How to cook a tomahawk
Cooking a Tomahawk steak is similar to cooking a regular ribeye.
So, you can BBQ grill, sear or cook in the oven with the reverse sear method.
These methods ensure you achieve the flavourful crust (Maillard reaction) on the outside while keeping the interior juicy and tender.
Always remember to let the steak rest after cooking to allow the juices to redistribute, resulting in a Bring the steak to room temperature: Before cooking, allow the steak to come to room temperature by taking it out of the refrigerator about 30-60 minutes before you plan to cook it.
This helps ensure more even cooking.
Seasoning: Generously season the steak with salt and pepper on all sides.

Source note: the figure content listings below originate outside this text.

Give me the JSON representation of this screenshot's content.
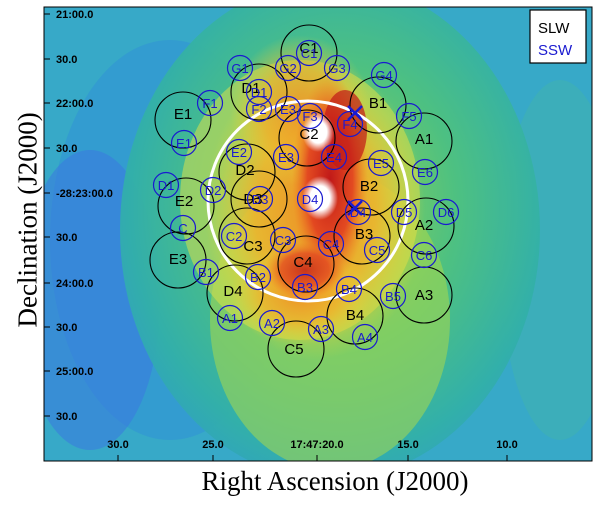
{
  "figure": {
    "xlabel": "Right Ascension (J2000)",
    "ylabel": "Declination (J2000)",
    "colors": {
      "slw": "#000000",
      "ssw": "#1a1ad0",
      "ring": "#ffffff"
    },
    "legend": {
      "placement": "top-right",
      "entries": [
        "SLW",
        "SSW"
      ]
    },
    "x_ticks": [
      "30.0",
      "25.0",
      "17:47:20.0",
      "15.0",
      "10.0"
    ],
    "y_ticks": [
      "21:00.0",
      "30.0",
      "22:00.0",
      "30.0",
      "-28:23:00.0",
      "30.0",
      "24:00.0",
      "30.0",
      "25:00.0",
      "30.0"
    ],
    "slw_markers": [
      "C1",
      "D1",
      "B1",
      "E1",
      "C2",
      "A1",
      "D2",
      "B2",
      "E2",
      "D3",
      "A2",
      "B3",
      "C3",
      "E3",
      "C4",
      "A3",
      "D4",
      "B4",
      "C5"
    ],
    "ssw_markers": [
      "C1",
      "G1",
      "G2",
      "G3",
      "G4",
      "D1",
      "F1",
      "F2",
      "E3",
      "F3",
      "F4",
      "F5",
      "E1",
      "E2",
      "E3",
      "E4",
      "E5",
      "E6",
      "D1",
      "D2",
      "D3",
      "D4",
      "D4",
      "D5",
      "D6",
      "C",
      "C2",
      "C3",
      "C4",
      "C5",
      "C6",
      "B1",
      "B2",
      "B3",
      "B4",
      "B5",
      "A1",
      "A2",
      "A3",
      "A4"
    ]
  }
}
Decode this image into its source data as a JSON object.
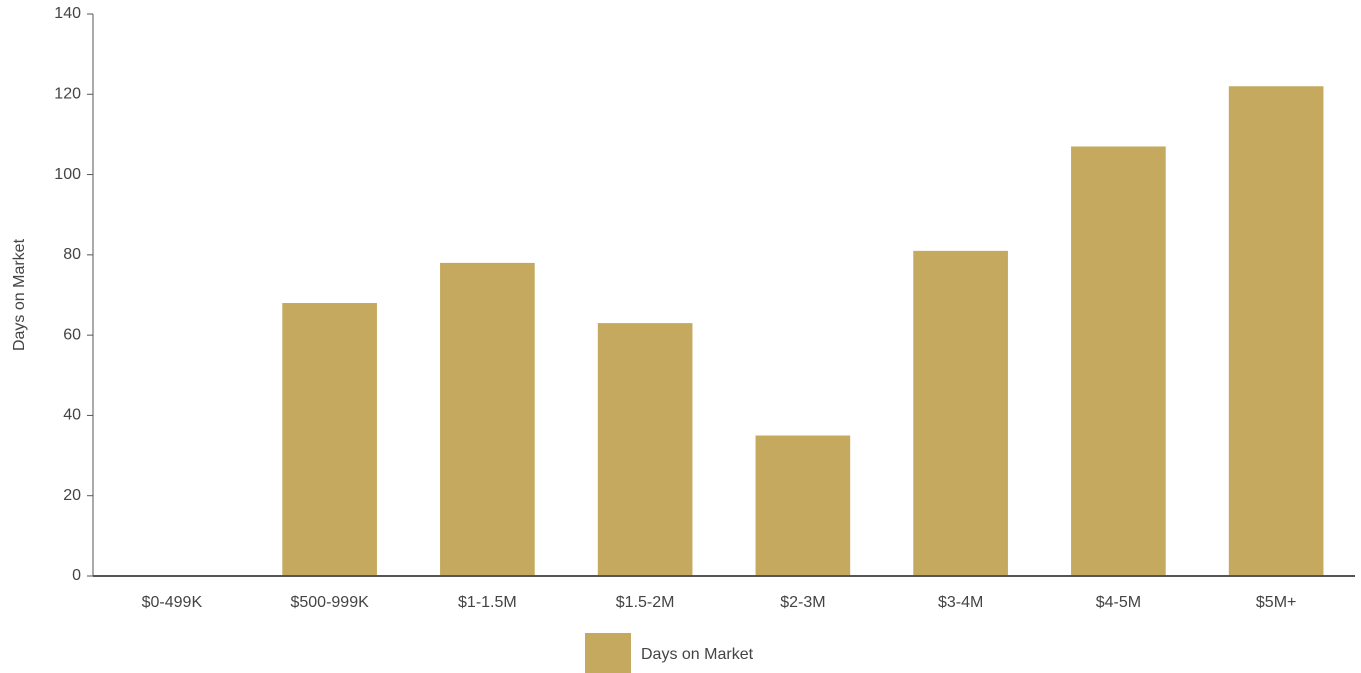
{
  "chart_data": {
    "type": "bar",
    "ylabel": "Days on Market",
    "categories": [
      "$0-499K",
      "$500-999K",
      "$1-1.5M",
      "$1.5-2M",
      "$2-3M",
      "$3-4M",
      "$4-5M",
      "$5M+"
    ],
    "series": [
      {
        "name": "Days on Market",
        "color": "#c5a95e",
        "values": [
          0,
          68,
          78,
          63,
          35,
          81,
          107,
          122
        ]
      }
    ],
    "ylim": [
      0,
      140
    ],
    "yticks": [
      0,
      20,
      40,
      60,
      80,
      100,
      120,
      140
    ],
    "legend": "bottom"
  }
}
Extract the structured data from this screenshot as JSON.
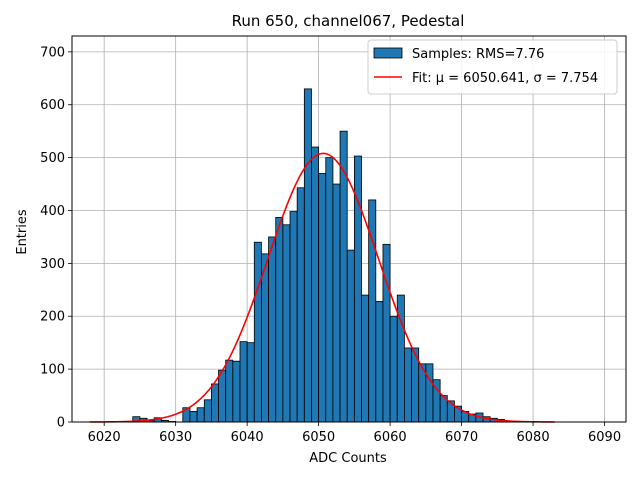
{
  "chart_data": {
    "type": "bar",
    "title": "Run 650, channel067, Pedestal",
    "xlabel": "ADC Counts",
    "ylabel": "Entries",
    "xlim": [
      6015.5,
      6093
    ],
    "ylim": [
      0,
      730
    ],
    "xticks": [
      6020,
      6030,
      6040,
      6050,
      6060,
      6070,
      6080,
      6090
    ],
    "yticks": [
      0,
      100,
      200,
      300,
      400,
      500,
      600,
      700
    ],
    "grid": true,
    "legend_position": "top-right",
    "bin_width": 1,
    "bins": [
      6024,
      6025,
      6026,
      6027,
      6028,
      6029,
      6030,
      6031,
      6032,
      6033,
      6034,
      6035,
      6036,
      6037,
      6038,
      6039,
      6040,
      6041,
      6042,
      6043,
      6044,
      6045,
      6046,
      6047,
      6048,
      6049,
      6050,
      6051,
      6052,
      6053,
      6054,
      6055,
      6056,
      6057,
      6058,
      6059,
      6060,
      6061,
      6062,
      6063,
      6064,
      6065,
      6066,
      6067,
      6068,
      6069,
      6070,
      6071,
      6072,
      6073,
      6074,
      6075,
      6076
    ],
    "counts": [
      10,
      7,
      3,
      8,
      3,
      1,
      0,
      27,
      20,
      27,
      42,
      72,
      98,
      117,
      115,
      152,
      150,
      340,
      318,
      350,
      387,
      373,
      398,
      443,
      630,
      520,
      470,
      500,
      450,
      550,
      325,
      503,
      240,
      420,
      228,
      336,
      200,
      240,
      140,
      140,
      110,
      110,
      80,
      50,
      40,
      30,
      20,
      15,
      17,
      10,
      7,
      5,
      2
    ],
    "series": [
      {
        "name": "Samples: RMS=7.76",
        "kind": "histogram",
        "color": "#1f77b4"
      },
      {
        "name": "Fit: μ = 6050.641, σ = 7.754",
        "kind": "gaussian-fit",
        "color": "#ff0000",
        "mu": 6050.641,
        "sigma": 7.754,
        "amplitude": 508,
        "x_range": [
          6018,
          6083
        ]
      }
    ]
  }
}
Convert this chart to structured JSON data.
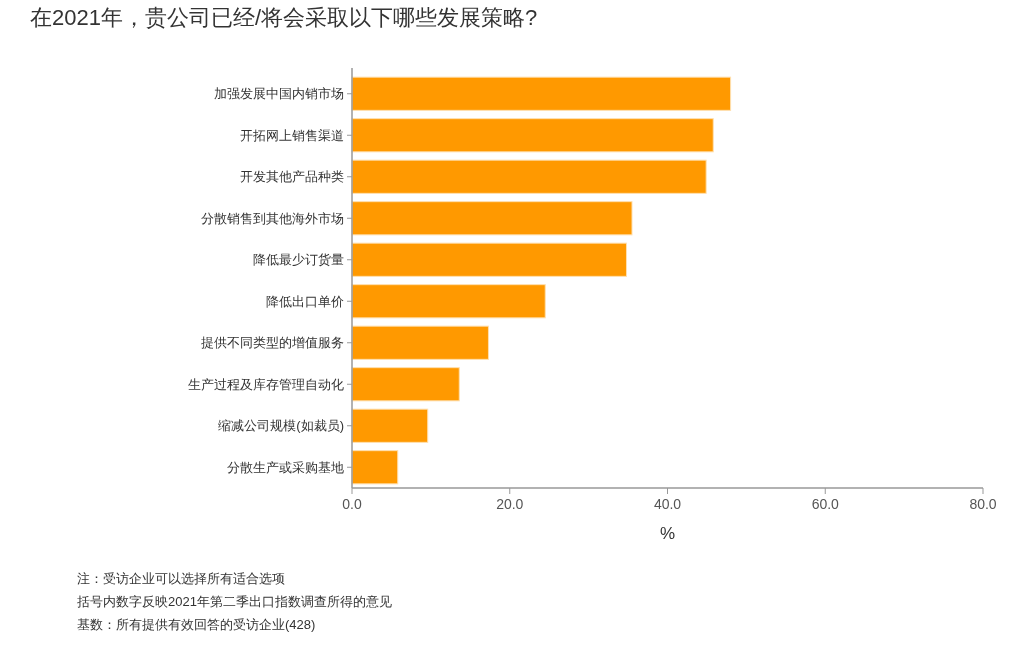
{
  "chart_data": {
    "type": "bar",
    "orientation": "horizontal",
    "title": "在2021年，贵公司已经/将会采取以下哪些发展策略?",
    "xlabel": "%",
    "categories": [
      "加强发展中国内销市场",
      "开拓网上销售渠道",
      "开发其他产品种类",
      "分散销售到其他海外市场",
      "降低最少订货量",
      "降低出口单价",
      "提供不同类型的增值服务",
      "生产过程及库存管理自动化",
      "缩减公司规模(如裁员)",
      "分散生产或采购基地"
    ],
    "values": [
      48.0,
      45.8,
      44.9,
      35.5,
      34.8,
      24.5,
      17.3,
      13.6,
      9.6,
      5.8
    ],
    "color": "#ff9900",
    "xlim": [
      0,
      80
    ],
    "xticks": [
      {
        "value": 0,
        "label": "0.0"
      },
      {
        "value": 20,
        "label": "20.0"
      },
      {
        "value": 40,
        "label": "40.0"
      },
      {
        "value": 60,
        "label": "60.0"
      },
      {
        "value": 80,
        "label": "80.0"
      }
    ],
    "grid": false,
    "annotations": [
      "注：受访企业可以选择所有适合选项",
      "括号内数字反映2021年第二季出口指数调查所得的意见",
      "基数：所有提供有效回答的受访企业(428)"
    ]
  }
}
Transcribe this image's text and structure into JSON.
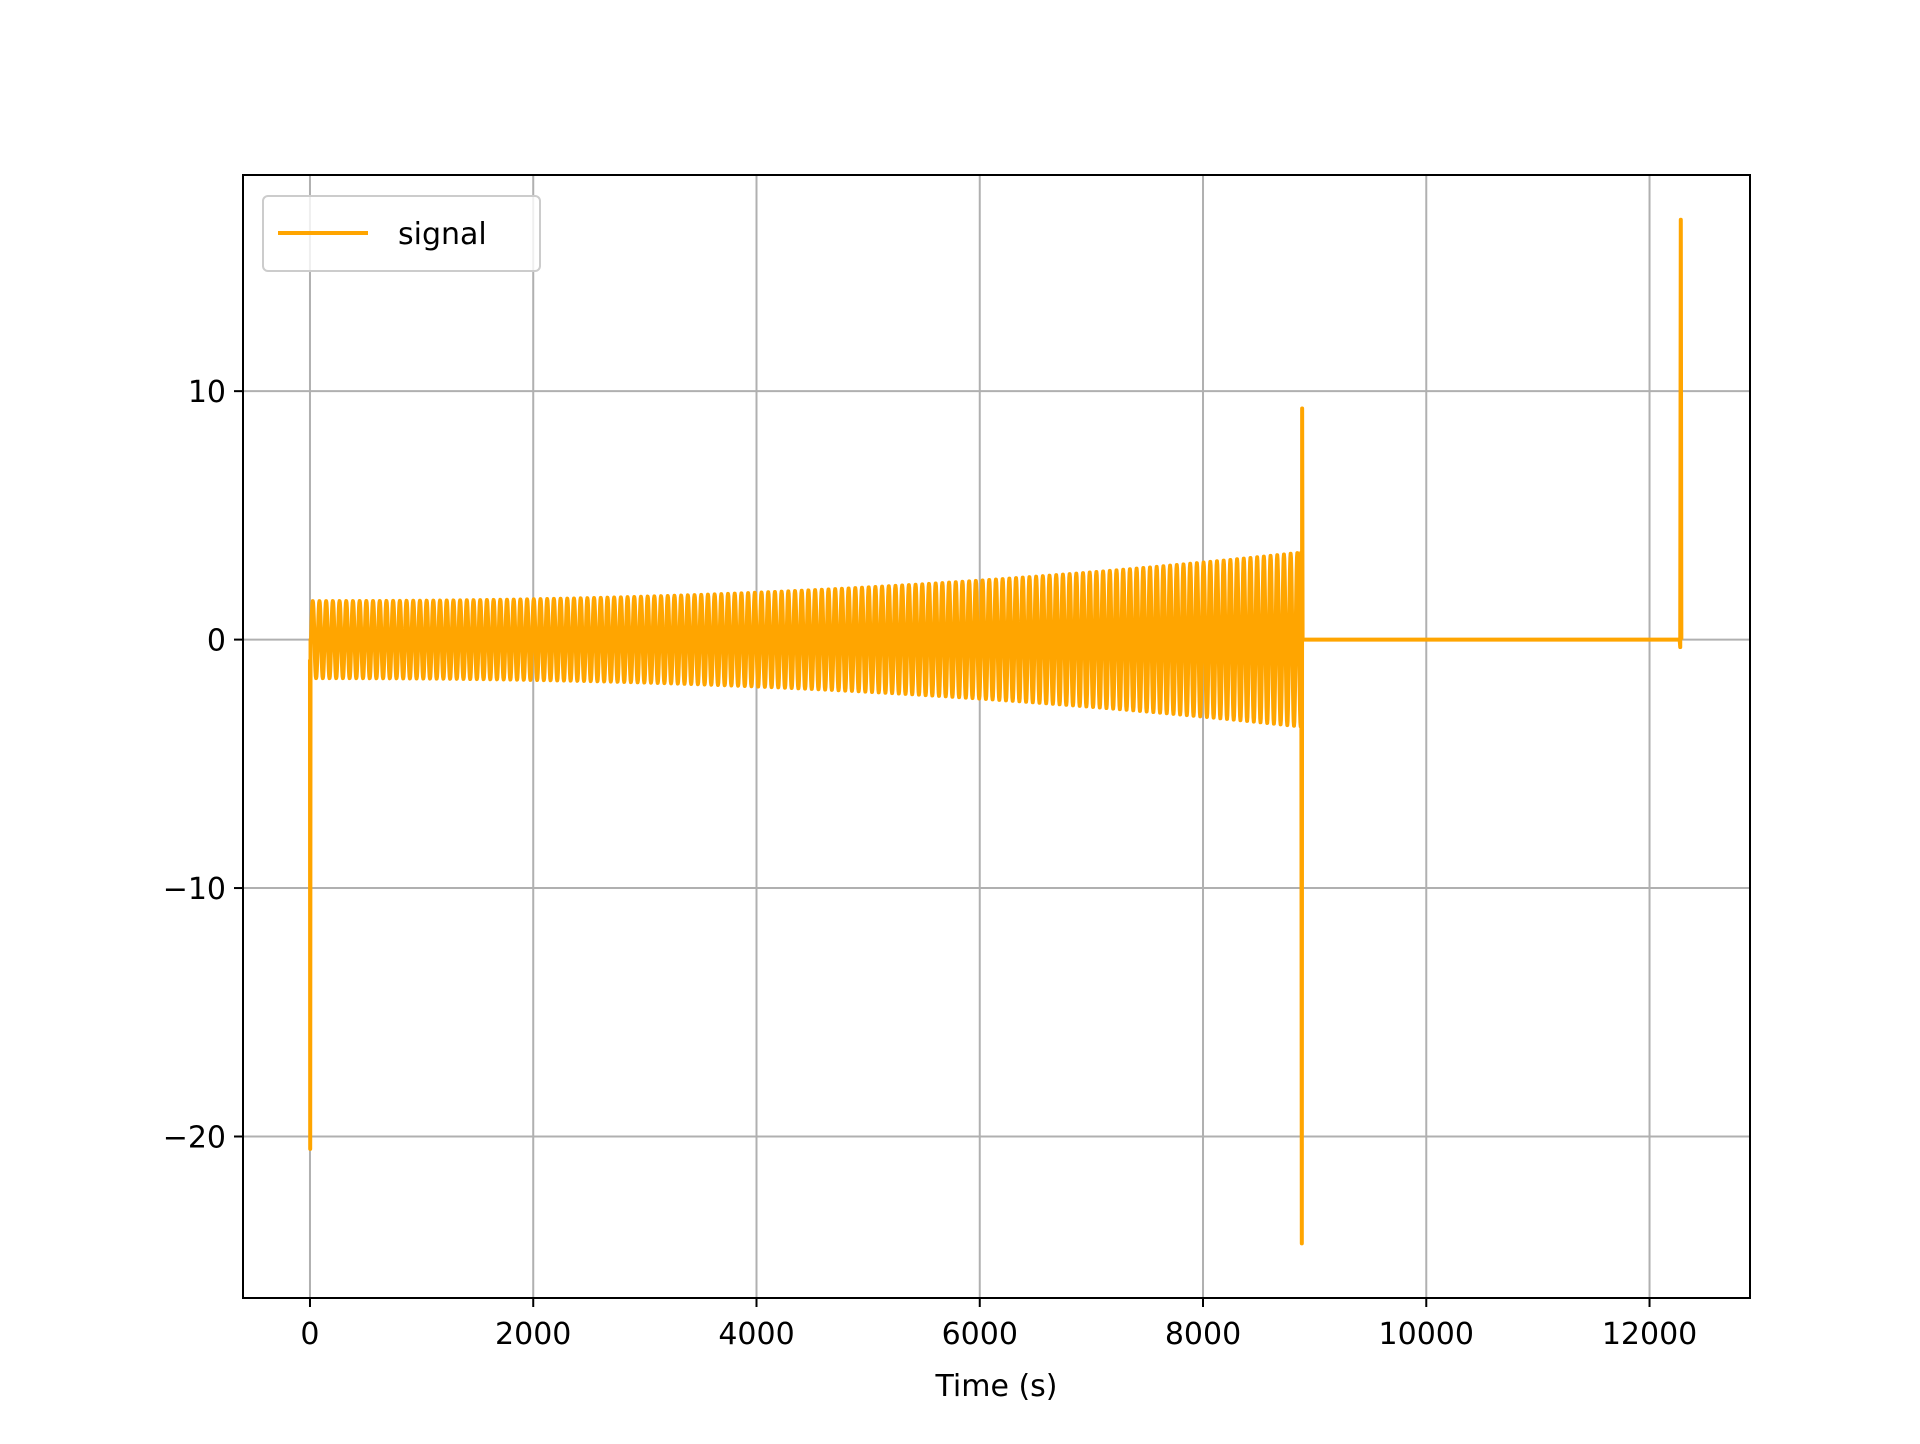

You can also use your favourite steak rub or seasoning mix for added flavour.
Preheat the grill or pan: Whether you’re grilling or using a pan, make sure it’s preheated to a high temperature.
This helps to sear the steak and develop that flavourful crust.
Reverse searing (recommended): Due to the thickness of the Tomahawk steak, a reverse-searing method is a great method.
It’s cooking the steak at a lower temperature initially in the oven and then finishing with a high-heat sear.
Oven cooking: If reverse-searing, start by cooking the steak in an oven at a lower temperature (around 120°C) until it reaches about 5-8°C below your desired final internal temperature.
Searing: After the initial low-temperature cooking, sear the steak on high heat.
Sear each side for about until a deep, caramelized crust forms.
Use a meat thermometer: To achieve your desired level of doneness, use a meat thermometer to monitor the internal temperature.
- 52-54°C = rare
- 54-57°C = medium rare
- 60-63°C = medium
- 65-68°C = medium – well
Resting: After cooking, let the steak rest for about 5-10 minutes.
This allows the juices to redistribute throughout the meat, resulting in a more tender and flavorful steak.
Carve and Serve: When ready to serve, slice the steak against the grain.
Remember that cooking times can vary based on factors like the steak’s thickness, cooking equipment, and personal preferences. It’s always a good idea to practice and adjust your technique until you find the perfect approach for your taste.
What to serve with a tomahawk steak
The tomahawk is the star of the show so I go for simplicity.
Here are some ideas:
- Baked potatoes/frozen fries: Baked potatoes (you can add some toppings like sour cream, chives, melted cheese etc) and classic fries are always a winner but you can add some rosemary to tart them up a little.
- Tomatoes: A lovely simple tomato salad goes well and we often do this with fries.
- Grilled asparagus: Grilled asparagus spears seasoned with olive oil, garlic, salt, and pepper.
- Creamed spinach: Creamed spinach is a classic steakhouse side dish. Sautéed spinach cooked with cream, butter, and a touch of nutmeg.
- Mashed potatoes: Creamy mashed potatoes.
- Garlic butter green beans: Sautéed green beans tossed in garlic and butter. Top of Form
However, you decide to cook it and serve it.
You won’t be disappointed.
And when you do decide to splash out on a tomahawk steak, make sure you try and buy grass-fed.
It is more expensive, but you’ll be further rewarded for it.